To: jwparkerjr
I am recalling all of this from memories that are over 25 years old now, so I could be off in some respects, but the overall idea is valid. Apple made it very difficult to be a developer, IBM practically begged you to develop and share.
You're half right. It wasn't the developer aspect that gave Microsoft OS machines the edge because most consumers aren't developers. It was simply that the price was hundreds of dollars less. Most first time computer consumers then thought "A computer is a computer is a computer" and thought that with the hundreds of dollars in savings they could buy all sorts of software, too. They entered upon the wide path and never knew anything different until relatively recently.
32 posted on
04/12/2008 7:22:56 AM PDT by
aruanan
To: aruanan
“You’re half right. It wasn’t the developer aspect that gave Microsoft OS machines the edge because most consumers aren’t developers. It was simply that the price was hundreds of dollars less. Most first time computer consumers then thought “A computer is a computer is a computer” and thought that with the hundreds of dollars in savings they could buy all sorts of software, too. They entered upon the wide path and never knew anything different until relatively recently.”

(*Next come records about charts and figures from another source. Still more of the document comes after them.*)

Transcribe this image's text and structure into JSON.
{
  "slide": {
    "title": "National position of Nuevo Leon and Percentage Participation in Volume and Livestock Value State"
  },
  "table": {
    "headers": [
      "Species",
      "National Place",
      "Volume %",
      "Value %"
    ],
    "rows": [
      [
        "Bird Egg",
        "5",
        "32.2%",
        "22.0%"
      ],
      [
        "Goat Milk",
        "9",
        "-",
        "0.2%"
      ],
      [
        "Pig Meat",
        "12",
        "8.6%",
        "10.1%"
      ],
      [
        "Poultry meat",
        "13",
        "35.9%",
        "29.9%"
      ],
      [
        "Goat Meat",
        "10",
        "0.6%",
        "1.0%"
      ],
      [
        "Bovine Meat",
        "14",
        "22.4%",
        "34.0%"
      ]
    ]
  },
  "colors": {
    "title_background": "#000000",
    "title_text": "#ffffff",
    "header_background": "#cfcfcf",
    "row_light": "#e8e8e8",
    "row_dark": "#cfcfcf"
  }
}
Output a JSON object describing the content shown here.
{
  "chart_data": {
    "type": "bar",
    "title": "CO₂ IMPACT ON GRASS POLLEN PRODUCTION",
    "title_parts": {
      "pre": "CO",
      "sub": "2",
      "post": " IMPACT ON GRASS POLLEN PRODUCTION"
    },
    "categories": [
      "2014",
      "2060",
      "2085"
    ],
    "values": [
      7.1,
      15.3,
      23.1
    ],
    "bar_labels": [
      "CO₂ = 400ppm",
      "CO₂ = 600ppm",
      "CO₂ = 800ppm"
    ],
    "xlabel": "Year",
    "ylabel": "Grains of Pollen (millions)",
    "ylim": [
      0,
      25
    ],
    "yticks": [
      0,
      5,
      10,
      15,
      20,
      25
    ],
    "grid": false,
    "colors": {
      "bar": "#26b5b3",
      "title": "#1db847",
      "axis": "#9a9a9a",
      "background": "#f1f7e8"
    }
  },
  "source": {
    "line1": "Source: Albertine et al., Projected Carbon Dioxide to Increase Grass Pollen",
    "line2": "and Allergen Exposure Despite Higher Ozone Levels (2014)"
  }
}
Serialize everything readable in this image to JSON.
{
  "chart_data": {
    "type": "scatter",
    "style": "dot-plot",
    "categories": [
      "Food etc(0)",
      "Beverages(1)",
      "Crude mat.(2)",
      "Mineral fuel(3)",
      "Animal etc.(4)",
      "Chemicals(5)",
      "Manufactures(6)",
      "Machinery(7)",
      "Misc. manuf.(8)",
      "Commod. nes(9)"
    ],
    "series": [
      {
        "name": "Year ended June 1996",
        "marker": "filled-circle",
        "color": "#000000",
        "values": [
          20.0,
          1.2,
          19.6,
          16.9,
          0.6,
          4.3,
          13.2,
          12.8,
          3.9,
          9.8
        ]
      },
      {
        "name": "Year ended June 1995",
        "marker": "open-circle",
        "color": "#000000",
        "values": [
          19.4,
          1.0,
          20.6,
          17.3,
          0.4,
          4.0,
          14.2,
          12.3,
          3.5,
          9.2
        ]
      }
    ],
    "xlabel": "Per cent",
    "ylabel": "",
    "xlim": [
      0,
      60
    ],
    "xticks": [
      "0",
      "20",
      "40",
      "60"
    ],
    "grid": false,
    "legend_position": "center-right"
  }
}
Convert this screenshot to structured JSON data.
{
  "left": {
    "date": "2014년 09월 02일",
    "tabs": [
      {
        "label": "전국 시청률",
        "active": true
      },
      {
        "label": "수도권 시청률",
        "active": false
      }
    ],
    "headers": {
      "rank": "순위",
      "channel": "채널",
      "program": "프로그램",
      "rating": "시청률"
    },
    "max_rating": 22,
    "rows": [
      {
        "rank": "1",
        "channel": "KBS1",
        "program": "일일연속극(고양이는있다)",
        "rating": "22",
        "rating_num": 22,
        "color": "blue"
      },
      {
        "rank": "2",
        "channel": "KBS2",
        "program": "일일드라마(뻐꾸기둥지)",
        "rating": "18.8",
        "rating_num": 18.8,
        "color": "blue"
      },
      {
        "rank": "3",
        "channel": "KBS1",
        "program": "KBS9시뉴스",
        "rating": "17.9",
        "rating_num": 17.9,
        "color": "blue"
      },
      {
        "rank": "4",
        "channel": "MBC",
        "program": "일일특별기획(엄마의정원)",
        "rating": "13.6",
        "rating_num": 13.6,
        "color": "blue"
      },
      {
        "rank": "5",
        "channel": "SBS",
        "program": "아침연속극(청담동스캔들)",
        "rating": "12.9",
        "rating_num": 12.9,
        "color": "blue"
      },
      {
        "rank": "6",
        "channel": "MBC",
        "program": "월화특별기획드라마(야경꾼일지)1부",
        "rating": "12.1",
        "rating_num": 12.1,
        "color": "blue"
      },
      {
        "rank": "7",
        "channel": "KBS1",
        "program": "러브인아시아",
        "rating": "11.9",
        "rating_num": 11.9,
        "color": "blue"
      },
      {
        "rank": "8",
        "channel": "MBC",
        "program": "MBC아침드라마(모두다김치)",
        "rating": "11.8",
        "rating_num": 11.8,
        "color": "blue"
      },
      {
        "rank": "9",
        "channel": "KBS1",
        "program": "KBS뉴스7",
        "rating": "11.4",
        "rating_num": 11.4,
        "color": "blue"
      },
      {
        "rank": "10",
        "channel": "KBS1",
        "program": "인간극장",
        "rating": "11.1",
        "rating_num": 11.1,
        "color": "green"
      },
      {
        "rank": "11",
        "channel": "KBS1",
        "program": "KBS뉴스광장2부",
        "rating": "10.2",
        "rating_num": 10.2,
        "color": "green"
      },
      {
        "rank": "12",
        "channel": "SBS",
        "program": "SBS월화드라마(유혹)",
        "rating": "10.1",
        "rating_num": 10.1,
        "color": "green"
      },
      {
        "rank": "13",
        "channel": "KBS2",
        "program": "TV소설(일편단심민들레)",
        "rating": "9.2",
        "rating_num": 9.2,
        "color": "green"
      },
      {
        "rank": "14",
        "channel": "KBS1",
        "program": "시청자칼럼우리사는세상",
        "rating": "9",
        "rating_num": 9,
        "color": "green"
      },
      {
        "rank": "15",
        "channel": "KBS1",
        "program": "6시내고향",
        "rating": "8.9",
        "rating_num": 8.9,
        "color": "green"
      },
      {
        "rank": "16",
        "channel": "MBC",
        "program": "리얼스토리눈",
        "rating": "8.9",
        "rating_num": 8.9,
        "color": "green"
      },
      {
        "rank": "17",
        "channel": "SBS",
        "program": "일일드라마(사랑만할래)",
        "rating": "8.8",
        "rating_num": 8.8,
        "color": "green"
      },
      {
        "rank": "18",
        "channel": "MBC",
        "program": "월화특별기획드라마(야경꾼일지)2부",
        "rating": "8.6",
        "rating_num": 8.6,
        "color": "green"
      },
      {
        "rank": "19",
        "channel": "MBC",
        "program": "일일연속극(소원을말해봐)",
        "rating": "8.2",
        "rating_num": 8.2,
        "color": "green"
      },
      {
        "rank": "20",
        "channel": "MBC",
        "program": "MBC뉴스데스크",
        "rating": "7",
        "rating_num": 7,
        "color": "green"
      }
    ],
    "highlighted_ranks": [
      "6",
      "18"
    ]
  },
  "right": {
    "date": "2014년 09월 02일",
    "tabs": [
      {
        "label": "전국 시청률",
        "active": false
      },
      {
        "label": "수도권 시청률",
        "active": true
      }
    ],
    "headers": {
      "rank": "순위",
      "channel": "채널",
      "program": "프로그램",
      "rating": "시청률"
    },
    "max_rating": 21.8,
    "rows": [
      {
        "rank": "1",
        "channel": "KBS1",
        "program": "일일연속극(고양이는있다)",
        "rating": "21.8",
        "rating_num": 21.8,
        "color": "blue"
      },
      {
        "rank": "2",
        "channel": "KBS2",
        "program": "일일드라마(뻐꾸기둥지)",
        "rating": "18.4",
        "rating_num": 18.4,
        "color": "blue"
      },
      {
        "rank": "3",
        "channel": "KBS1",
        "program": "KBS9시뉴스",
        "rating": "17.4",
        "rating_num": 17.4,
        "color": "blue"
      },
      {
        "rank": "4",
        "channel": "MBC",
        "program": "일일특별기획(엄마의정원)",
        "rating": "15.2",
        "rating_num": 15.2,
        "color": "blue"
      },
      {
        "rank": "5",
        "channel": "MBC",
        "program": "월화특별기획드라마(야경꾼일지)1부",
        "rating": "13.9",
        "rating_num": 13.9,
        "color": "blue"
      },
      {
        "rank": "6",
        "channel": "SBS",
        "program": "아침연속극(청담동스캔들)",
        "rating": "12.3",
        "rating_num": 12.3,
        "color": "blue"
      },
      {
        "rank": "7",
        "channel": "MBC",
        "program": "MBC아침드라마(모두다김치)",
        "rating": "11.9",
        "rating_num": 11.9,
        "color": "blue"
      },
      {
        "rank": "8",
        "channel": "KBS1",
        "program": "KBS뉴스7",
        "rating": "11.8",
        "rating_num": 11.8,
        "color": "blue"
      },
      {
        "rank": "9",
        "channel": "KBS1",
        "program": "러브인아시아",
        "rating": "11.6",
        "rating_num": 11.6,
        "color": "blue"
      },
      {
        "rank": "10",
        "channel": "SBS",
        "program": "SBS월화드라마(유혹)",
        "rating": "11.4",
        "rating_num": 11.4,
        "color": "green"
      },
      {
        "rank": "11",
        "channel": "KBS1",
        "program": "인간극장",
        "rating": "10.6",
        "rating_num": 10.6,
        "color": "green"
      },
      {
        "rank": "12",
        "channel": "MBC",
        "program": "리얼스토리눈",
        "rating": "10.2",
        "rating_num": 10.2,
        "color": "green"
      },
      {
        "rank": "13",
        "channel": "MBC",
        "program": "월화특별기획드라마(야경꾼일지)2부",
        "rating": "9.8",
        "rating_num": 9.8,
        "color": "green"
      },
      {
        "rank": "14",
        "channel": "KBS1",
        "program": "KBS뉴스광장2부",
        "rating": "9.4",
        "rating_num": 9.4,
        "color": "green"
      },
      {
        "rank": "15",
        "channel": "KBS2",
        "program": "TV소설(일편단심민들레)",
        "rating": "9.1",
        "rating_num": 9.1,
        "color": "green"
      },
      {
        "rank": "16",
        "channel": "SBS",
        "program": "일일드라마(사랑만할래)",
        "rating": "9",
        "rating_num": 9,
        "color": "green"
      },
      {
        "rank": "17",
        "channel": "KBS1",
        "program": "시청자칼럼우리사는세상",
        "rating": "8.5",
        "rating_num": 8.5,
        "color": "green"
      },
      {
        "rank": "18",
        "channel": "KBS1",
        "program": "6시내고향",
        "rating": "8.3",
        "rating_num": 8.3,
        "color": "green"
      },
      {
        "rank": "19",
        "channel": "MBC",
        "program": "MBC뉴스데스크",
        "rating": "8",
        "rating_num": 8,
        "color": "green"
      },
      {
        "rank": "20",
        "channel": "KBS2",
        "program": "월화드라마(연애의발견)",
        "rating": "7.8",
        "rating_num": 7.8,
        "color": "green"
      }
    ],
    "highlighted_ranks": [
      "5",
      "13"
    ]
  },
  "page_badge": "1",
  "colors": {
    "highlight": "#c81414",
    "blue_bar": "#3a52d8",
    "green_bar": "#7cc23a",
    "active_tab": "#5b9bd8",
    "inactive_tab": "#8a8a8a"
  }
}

Half right. MSFT cut deals with the systems suppliers which forced them to ship windows on all PCs if they wanted to ship windows on any PC. It c”ame with” and any alternative OS was an extra cost marginally supported option. Even IBM could not resist this deal of the century.
51 posted on
04/12/2008 8:09:08 AM PDT by
Sunnyflorida
(Drill in the Gulf of Mexico/Anwar & we can join OPEC!!! || Write in Thomas Sowell for President.)